Vor einer Weile verriet uns Pascal Hess hier in Fujitsu Aktuell, was ein Data Scientist überhaupt ist und mit welchen Inhalten er sich beschäftigt. Heute berichtet er erneut aus seinem Fachgebiet – und zeigt anhand des Fujitsu 4AI-Frameworks auf, wie ein Framework Schritt für Schritt dabei hilft, den Wandel zu einem datenzentrierten Unternehmen zu gestalten.
In Gesprächen mit Interessenten und Kunden wird uns bei Fujitsu oft die Frage gestellt, wie die erfolgreiche Umsetzung analytischer Themen in einem Unternehmen aussehen kann. Dabei ist häufig noch ganz grundlegend unklar, in welchen Fällen tiefergehende Analytics überhaupt Mehrwerte liefert, mit welchen Aufwänden und Aufgaben bei der Umsetzung zu rechnen ist und wozu man insbesondere Data Scientisten benötigt. Dazu kommt nicht selten eine Verunsicherung wegen widersprüchlicher Aussagen zum Thema. Auf der einen Seite gibt es unrealistische Versprechungen, mit denen die schnelle Lösung der komplexesten Probleme in Aussicht gestellt wird. Auf der anderen Seite steht dann jedoch eine unüberschaubare und sich stetig ändernde Technologievielfalt. Schnell erwächst der falsche Eindruck, es müssten hohe siebenstellige Summen und jahrelange Vorarbeit für eine erfolgreiche Umsetzung investiert werden.
Mit dem richtigen Framework ist alles „halb so wild“
Das Fujitsu 4AI-Framework wurde von einem Team von Business Consultants und Data Scientisten entwickelt, um in genau solchen Fällen eine klare Orientierung und Hilfestellung zur erfolgreichen Einführung und Nutzung von Advanced Analytics und Künstlicher Intelligenz zu geben. Heute möchten wir Ihnen das Framework einmal genauer vorstellen.

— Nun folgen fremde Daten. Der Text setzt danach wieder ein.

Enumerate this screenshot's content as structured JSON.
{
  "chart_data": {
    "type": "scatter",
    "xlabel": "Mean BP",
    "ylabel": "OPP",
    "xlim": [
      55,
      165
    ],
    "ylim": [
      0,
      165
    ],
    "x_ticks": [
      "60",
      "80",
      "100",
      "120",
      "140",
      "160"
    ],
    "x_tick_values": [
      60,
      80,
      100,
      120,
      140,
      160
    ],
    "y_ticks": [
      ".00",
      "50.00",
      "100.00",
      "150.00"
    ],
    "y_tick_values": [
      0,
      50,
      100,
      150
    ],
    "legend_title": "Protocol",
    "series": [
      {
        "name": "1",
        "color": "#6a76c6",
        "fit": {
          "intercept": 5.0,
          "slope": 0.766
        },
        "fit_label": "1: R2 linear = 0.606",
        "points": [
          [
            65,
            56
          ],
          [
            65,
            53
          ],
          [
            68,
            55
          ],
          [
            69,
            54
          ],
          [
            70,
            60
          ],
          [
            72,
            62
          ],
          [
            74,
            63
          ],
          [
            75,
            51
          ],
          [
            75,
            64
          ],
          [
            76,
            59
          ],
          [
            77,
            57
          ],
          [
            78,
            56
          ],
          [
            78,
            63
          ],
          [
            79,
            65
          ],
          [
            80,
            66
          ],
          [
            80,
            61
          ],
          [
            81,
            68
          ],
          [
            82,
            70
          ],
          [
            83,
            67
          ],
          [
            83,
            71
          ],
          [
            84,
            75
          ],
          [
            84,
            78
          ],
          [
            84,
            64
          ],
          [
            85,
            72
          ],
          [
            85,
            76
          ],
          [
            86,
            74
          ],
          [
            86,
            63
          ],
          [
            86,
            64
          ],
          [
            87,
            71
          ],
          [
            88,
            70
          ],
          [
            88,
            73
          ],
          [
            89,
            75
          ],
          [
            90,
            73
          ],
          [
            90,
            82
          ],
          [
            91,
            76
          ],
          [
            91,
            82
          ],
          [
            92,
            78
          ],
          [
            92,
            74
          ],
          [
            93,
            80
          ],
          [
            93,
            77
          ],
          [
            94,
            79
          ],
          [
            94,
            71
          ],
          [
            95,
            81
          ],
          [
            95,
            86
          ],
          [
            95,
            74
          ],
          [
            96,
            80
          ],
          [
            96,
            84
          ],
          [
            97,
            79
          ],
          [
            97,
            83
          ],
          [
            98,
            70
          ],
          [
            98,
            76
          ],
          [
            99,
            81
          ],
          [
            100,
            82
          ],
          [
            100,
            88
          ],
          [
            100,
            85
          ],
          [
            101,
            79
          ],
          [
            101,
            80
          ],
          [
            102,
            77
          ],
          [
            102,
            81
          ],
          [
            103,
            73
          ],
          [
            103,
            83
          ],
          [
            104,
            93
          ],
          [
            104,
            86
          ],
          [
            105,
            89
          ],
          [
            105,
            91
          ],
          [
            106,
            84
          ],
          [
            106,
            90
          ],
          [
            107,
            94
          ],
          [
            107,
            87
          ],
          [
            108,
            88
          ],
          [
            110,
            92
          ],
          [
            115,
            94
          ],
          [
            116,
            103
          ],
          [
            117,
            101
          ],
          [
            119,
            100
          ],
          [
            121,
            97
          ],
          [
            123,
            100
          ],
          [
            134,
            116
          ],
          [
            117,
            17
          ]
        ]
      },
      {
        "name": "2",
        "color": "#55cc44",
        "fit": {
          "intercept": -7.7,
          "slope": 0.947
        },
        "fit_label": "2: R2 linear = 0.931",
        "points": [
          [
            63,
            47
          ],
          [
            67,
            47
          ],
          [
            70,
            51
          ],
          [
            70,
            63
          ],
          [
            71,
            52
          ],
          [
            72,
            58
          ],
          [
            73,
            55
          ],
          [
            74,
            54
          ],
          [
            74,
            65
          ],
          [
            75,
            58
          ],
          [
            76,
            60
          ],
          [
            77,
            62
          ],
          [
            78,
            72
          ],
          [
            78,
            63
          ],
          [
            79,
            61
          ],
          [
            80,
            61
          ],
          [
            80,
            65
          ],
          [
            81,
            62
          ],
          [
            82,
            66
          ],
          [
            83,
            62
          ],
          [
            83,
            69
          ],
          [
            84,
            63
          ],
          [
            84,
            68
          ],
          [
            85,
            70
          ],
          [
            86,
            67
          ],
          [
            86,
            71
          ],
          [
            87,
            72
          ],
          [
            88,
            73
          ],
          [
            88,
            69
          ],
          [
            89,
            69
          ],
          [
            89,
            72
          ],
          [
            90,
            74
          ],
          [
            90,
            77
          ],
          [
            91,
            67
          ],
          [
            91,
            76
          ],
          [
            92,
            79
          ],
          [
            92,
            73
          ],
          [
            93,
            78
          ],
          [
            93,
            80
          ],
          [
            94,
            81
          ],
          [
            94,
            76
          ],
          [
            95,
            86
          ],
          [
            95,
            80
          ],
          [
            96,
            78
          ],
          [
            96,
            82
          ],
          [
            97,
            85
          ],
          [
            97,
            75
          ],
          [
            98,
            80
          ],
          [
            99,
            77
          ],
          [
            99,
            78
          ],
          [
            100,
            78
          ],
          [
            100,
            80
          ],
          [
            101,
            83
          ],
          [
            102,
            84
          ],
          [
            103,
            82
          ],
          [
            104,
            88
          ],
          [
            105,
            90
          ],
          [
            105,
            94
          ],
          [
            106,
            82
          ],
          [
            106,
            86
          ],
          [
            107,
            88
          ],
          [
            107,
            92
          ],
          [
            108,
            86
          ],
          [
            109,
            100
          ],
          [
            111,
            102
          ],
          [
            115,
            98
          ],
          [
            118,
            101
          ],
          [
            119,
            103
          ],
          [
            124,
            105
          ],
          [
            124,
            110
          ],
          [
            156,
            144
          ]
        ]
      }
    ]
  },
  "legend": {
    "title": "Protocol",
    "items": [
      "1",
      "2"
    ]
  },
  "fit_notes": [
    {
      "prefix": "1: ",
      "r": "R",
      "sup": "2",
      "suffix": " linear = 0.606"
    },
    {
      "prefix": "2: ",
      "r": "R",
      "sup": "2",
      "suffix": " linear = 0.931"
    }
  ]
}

Der Name 4AI steht für Advanced Analytics and Artificial Intelligence. Unter den Begriffen werden die nächsten beiden analytischen Entwicklungsstufen nach Business Intelligence verstanden. Der Blick geht dabei nicht in den Rückspiegel, sondern ist vorwärtsgerichtet. Durch die Anwendung von mathematisch-statistischen Verfahren werden Vorhersagen und maschinelles Lernen ermöglicht, das letztendlich durch die Automatisierung zu künstlicher Intelligenz führt.

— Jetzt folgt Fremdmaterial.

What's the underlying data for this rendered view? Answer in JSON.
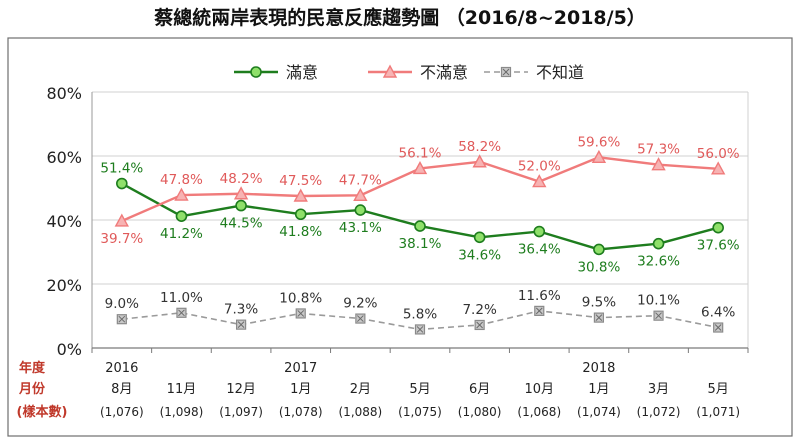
{
  "chart_data": {
    "type": "line",
    "title": "蔡總統兩岸表現的民意反應趨勢圖 （2016/8~2018/5）",
    "y_ticks": [
      "0%",
      "20%",
      "40%",
      "60%",
      "80%"
    ],
    "ylim": [
      0,
      80
    ],
    "grid": true,
    "legend_position": "top",
    "row_labels": {
      "year": "年度",
      "month": "月份",
      "sample": "(樣本數)"
    },
    "years": [
      {
        "label": "2016",
        "index": 0
      },
      {
        "label": "2017",
        "index": 3
      },
      {
        "label": "2018",
        "index": 8
      }
    ],
    "categories": [
      "8月",
      "11月",
      "12月",
      "1月",
      "2月",
      "5月",
      "6月",
      "10月",
      "1月",
      "3月",
      "5月"
    ],
    "sample_sizes": [
      "(1,076)",
      "(1,098)",
      "(1,097)",
      "(1,078)",
      "(1,088)",
      "(1,075)",
      "(1,080)",
      "(1,068)",
      "(1,074)",
      "(1,072)",
      "(1,071)"
    ],
    "series": [
      {
        "name": "滿意",
        "color": "#1e7d1e",
        "marker_fill": "#8fe06a",
        "values": [
          51.4,
          41.2,
          44.5,
          41.8,
          43.1,
          38.1,
          34.6,
          36.4,
          30.8,
          32.6,
          37.6
        ],
        "labels": [
          "51.4%",
          "41.2%",
          "44.5%",
          "41.8%",
          "43.1%",
          "38.1%",
          "34.6%",
          "36.4%",
          "30.8%",
          "32.6%",
          "37.6%"
        ],
        "label_side": [
          "above",
          "below",
          "below",
          "below",
          "below",
          "below",
          "below",
          "below",
          "below",
          "below",
          "below"
        ]
      },
      {
        "name": "不滿意",
        "color": "#f07b7b",
        "marker_fill": "#f7b3b3",
        "values": [
          39.7,
          47.8,
          48.2,
          47.5,
          47.7,
          56.1,
          58.2,
          52.0,
          59.6,
          57.3,
          56.0
        ],
        "labels": [
          "39.7%",
          "47.8%",
          "48.2%",
          "47.5%",
          "47.7%",
          "56.1%",
          "58.2%",
          "52.0%",
          "59.6%",
          "57.3%",
          "56.0%"
        ],
        "label_side": [
          "below",
          "above",
          "above",
          "above",
          "above",
          "above",
          "above",
          "above",
          "above",
          "above",
          "above"
        ]
      },
      {
        "name": "不知道",
        "color": "#9a9a9a",
        "marker_fill": "#c8c8c8",
        "values": [
          9.0,
          11.0,
          7.3,
          10.8,
          9.2,
          5.8,
          7.2,
          11.6,
          9.5,
          10.1,
          6.4
        ],
        "labels": [
          "9.0%",
          "11.0%",
          "7.3%",
          "10.8%",
          "9.2%",
          "5.8%",
          "7.2%",
          "11.6%",
          "9.5%",
          "10.1%",
          "6.4%"
        ],
        "label_side": [
          "above",
          "above",
          "above",
          "above",
          "above",
          "above",
          "above",
          "above",
          "above",
          "above",
          "above"
        ]
      }
    ]
  }
}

Das Framework basiert auf der langjährigen Erfahrung der Beteiligten in analytischen Projekten und hat sich branchenübergreifend von Manufacturing über Retail bis zu Finance bewährt. Es unterstützt eine agile und gleichzeitig sehr strukturierte Projektumsetzung, erschließt schnell und umfassend Lernfelder und sichert den Projekterfolg. Aufgeteilt in die fünf Phasen Scope, Prepare, Build, Deploy und Run, liefert das Framework für jeden Kunden die richtigen Optionen.

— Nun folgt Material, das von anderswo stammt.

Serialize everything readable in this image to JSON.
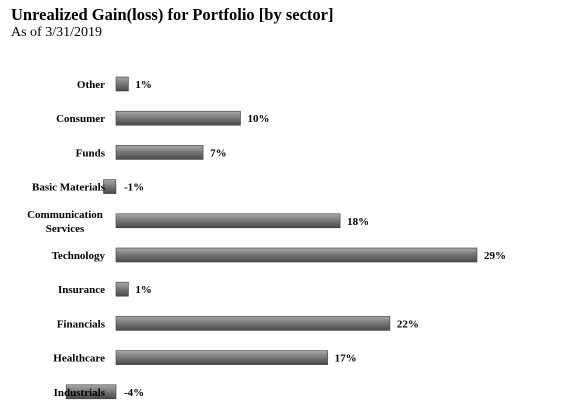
{
  "header": {
    "title": "Unrealized Gain(loss) for Portfolio [by sector]",
    "subtitle": "As of 3/31/2019"
  },
  "chart_data": {
    "type": "bar",
    "orientation": "horizontal",
    "categories": [
      "Other",
      "Consumer",
      "Funds",
      "Basic Materials",
      "Communication Services",
      "Technology",
      "Insurance",
      "Financials",
      "Healthcare",
      "Industrials"
    ],
    "values": [
      1,
      10,
      7,
      -1,
      18,
      29,
      1,
      22,
      17,
      -4
    ],
    "value_labels": [
      "1%",
      "10%",
      "7%",
      "-1%",
      "18%",
      "29%",
      "1%",
      "22%",
      "17%",
      "-4%"
    ],
    "unit": "%",
    "title": "Unrealized Gain(loss) for Portfolio [by sector]",
    "subtitle": "As of 3/31/2019",
    "xlim": [
      -4,
      29
    ],
    "grid": false,
    "legend": "none",
    "bar_color": "#7f7f7f"
  }
}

Die einzelnen Phasen des Fujitsu 4AI Framework
Mit den ersten beiden Bausteinen der Scope-Phase, dem AI Readiness Assessment und der Entwicklung von Anwendungsfällen, wird die Grundlage für das Verständnis der Materie und die erfolgreiche Durchführung von analytischen Projekten bereitgestellt. In den Phasen von Prepare bis Deploy unterstützt das Framework bei der konkreten Umsetzung der Anwendungsfälle – von der Entwicklung der Lösungen bis hin zur Begleitung des Aufbaus eigener AI-Organisationen. In der Run-Phase schließlich steht der Betrieb der analytischen Lösungen im Fokus.
Durch die Quality-Gates minimiert sich zudem das Risiko für den Kunden: Zu vorab definierten Meilensteinen ist ein Ausstieg aus dem Projekt auch vor der eigentlichen Beendigung möglich. Diese strukturierte und gleichzeitig pragmatische Herangehensweise sorgt dafür, dass das Thema Advanced Analytics und Künstliche Intelligenz nicht aus einem reinem Selbstzweck heraus betrieben wird. Vielmehr sind alle Entscheidungen transparent und belastbar und dienen dazu, Sie bei der erfolgreichen Entwicklung hin zu einem datenzentrierten Unternehmen zu unterstützen.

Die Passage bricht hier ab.